If young British Muslims are alienated, that is sad and their anger should be addressed. But anyone whose alienation leads them to want to kill indiscriminately has crossed a line into psychopathic criminality. Policy cannot be dictated by the need to placate such people.

British Muslim leaders are entitled, along with everybody else, to raise questions about the conduct and consequences of Mr Blair’s foreign policy. But they have a more immediate responsibility to promote the truth: that Britain is not the aggressor in a war against Islam; that no such war exists; that there is no glory in murder dressed as martyrdom and that terrorism is never excused by bogus accounts of historical victimisation.

Bravo.

: In Australia, Tanveer Ahmed says Islam is the news Marxism.

The 20th century saw the demise of communism, despite its attraction to millions of people who felt poor or downtrodden.
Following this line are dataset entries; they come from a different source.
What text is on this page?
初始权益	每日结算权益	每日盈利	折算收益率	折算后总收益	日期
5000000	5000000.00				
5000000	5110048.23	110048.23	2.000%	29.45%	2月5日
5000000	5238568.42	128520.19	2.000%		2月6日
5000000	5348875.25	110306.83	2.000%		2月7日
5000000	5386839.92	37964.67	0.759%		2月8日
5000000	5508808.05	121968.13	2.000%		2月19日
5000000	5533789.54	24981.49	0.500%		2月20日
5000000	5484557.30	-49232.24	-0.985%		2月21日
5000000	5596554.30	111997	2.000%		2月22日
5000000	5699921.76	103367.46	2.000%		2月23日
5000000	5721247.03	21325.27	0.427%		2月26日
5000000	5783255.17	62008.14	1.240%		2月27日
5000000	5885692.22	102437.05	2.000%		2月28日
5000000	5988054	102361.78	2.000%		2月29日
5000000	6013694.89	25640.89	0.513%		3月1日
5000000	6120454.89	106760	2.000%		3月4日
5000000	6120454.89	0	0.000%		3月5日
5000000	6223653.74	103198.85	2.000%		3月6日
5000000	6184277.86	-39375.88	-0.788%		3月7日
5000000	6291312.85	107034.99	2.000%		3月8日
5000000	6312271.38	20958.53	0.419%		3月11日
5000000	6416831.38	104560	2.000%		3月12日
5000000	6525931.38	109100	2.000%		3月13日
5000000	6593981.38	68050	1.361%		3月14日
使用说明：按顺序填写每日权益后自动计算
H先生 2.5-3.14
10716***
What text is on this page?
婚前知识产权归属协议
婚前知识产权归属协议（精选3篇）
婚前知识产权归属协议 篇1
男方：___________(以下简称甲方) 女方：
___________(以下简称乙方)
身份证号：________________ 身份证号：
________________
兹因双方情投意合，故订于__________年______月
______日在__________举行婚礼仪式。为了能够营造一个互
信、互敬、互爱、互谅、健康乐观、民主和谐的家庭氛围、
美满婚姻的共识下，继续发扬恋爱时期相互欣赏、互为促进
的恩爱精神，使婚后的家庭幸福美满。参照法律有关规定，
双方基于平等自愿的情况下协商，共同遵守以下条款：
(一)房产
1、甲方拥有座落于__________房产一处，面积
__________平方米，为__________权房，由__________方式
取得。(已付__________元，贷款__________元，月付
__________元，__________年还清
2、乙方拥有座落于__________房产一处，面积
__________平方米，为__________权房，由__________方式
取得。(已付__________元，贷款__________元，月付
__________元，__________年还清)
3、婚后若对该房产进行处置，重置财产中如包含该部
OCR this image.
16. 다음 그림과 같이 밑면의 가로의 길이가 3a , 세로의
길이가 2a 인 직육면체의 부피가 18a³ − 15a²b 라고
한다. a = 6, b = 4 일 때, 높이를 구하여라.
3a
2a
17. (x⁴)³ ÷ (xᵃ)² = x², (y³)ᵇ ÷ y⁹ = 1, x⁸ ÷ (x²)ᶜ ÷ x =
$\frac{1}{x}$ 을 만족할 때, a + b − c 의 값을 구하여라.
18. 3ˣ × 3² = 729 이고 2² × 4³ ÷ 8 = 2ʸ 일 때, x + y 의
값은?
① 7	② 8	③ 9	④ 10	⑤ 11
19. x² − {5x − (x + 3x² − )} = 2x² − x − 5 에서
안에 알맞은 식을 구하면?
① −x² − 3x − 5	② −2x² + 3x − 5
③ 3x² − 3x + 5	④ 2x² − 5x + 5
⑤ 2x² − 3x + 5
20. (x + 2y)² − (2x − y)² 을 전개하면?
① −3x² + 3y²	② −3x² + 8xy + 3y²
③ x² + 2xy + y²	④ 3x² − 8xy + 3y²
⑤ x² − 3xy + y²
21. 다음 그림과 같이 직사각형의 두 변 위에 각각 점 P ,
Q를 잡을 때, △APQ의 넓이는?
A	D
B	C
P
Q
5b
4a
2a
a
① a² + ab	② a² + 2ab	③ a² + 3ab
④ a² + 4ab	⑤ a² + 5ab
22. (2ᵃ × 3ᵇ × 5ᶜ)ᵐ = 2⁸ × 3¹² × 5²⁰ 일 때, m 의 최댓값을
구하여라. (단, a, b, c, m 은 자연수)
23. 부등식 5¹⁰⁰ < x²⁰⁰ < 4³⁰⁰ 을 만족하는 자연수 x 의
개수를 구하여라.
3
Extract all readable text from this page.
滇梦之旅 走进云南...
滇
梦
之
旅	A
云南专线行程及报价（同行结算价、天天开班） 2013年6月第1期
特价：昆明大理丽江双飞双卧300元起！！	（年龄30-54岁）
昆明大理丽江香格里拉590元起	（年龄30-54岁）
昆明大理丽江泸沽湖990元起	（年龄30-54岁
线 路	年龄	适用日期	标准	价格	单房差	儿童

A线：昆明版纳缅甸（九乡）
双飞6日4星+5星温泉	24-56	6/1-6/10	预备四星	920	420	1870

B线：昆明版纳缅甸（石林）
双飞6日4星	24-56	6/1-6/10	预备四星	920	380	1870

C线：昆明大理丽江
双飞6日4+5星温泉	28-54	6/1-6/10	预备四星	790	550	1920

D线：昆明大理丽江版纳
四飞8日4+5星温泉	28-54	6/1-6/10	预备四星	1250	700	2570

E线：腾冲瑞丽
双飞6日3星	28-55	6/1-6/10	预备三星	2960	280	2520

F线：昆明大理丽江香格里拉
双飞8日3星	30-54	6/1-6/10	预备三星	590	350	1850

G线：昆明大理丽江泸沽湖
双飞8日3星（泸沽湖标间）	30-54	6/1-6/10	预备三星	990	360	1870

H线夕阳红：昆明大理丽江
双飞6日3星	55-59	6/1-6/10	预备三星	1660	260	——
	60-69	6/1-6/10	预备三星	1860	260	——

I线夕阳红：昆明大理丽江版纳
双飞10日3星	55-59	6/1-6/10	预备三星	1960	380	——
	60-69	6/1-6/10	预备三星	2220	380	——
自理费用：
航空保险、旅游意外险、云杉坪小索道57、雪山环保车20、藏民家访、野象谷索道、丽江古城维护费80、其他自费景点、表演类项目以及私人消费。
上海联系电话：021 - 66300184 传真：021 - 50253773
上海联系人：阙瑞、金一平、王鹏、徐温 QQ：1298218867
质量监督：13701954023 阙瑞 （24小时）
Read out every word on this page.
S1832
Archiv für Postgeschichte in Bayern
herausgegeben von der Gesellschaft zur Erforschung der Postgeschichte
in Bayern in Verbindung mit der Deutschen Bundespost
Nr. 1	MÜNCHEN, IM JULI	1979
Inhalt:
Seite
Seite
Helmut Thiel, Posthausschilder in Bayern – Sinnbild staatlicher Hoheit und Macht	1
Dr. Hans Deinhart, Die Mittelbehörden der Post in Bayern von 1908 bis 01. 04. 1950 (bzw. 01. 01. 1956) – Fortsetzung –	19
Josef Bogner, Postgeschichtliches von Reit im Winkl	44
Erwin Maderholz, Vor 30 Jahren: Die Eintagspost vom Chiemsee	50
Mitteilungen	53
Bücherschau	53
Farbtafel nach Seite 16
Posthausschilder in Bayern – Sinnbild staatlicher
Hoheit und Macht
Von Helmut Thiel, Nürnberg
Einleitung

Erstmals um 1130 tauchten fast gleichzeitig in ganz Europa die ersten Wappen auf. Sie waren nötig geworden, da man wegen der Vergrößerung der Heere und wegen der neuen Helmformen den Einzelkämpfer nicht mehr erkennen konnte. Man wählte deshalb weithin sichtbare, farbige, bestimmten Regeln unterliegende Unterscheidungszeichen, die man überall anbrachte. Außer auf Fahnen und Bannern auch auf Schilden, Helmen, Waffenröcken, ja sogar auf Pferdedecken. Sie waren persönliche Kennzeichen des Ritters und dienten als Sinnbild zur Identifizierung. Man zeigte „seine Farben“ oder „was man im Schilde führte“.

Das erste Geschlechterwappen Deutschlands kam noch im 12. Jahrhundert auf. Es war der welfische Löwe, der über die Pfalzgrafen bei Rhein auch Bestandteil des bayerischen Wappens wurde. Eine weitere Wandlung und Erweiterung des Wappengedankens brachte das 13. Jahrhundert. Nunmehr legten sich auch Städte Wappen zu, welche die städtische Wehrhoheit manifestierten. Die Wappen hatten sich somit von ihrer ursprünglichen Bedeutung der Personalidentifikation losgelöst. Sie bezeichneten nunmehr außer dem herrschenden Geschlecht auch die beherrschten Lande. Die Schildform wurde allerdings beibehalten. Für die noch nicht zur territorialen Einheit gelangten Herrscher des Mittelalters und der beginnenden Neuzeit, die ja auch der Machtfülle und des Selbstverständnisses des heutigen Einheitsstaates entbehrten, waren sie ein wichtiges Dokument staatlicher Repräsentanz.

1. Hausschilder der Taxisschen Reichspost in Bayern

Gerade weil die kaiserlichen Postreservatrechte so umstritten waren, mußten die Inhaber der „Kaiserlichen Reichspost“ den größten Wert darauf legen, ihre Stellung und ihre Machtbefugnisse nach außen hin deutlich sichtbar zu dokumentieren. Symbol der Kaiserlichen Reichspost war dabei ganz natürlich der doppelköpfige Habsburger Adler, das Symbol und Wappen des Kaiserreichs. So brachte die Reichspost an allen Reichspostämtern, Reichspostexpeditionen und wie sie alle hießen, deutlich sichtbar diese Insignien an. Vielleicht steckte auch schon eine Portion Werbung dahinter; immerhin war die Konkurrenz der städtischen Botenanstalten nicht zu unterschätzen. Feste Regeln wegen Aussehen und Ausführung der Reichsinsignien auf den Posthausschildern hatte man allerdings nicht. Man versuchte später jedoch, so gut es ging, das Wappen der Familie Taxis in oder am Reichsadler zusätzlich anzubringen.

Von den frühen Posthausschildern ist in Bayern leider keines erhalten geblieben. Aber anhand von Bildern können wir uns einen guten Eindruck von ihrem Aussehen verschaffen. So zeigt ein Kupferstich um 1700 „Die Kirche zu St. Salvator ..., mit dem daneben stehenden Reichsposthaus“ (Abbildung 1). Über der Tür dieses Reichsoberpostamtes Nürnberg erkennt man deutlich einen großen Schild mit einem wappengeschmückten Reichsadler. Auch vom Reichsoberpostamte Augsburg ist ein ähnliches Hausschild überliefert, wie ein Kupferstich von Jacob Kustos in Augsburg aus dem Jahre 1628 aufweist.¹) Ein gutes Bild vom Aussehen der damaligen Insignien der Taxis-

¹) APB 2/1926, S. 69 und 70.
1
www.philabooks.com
It was exposed as a totalitarian system that stifled the aspirations of man. But its stain is spreading within the casing of Islamic fundamentalism. . . .

Like communism, Islamism promises a better life for the poor, oppressed and alienated. It is cloaked in God, but its essence is strongly secular. Unless the West fights the war of ideas at this level, offering a competing vision of morality as well as economics and technology, the lure of Islamic extremism will continue to flourish.

: The Independent reports that the plots were bigger than we know:

Suspected terrorists were planning to unleash a wave of “apocalyptic” attacks on land and air, using an arsenal of bombs and weaponry, including firearms, investigators have discovered. . . . One Whitehall source said “many dozens” of plots were under investigation, involving “hundreds” of suspects.

According to one report last night, al-Qa’ida’s leader in Britain could have been held in the raids. But security sources estimate that as many as 1,200 people here are actively involved with terrorism, and that the country is still under “very severe” threat from other potential terrorist plots.

: The Telegraph reports that five of those arrested in London trained in al Qaeda camps.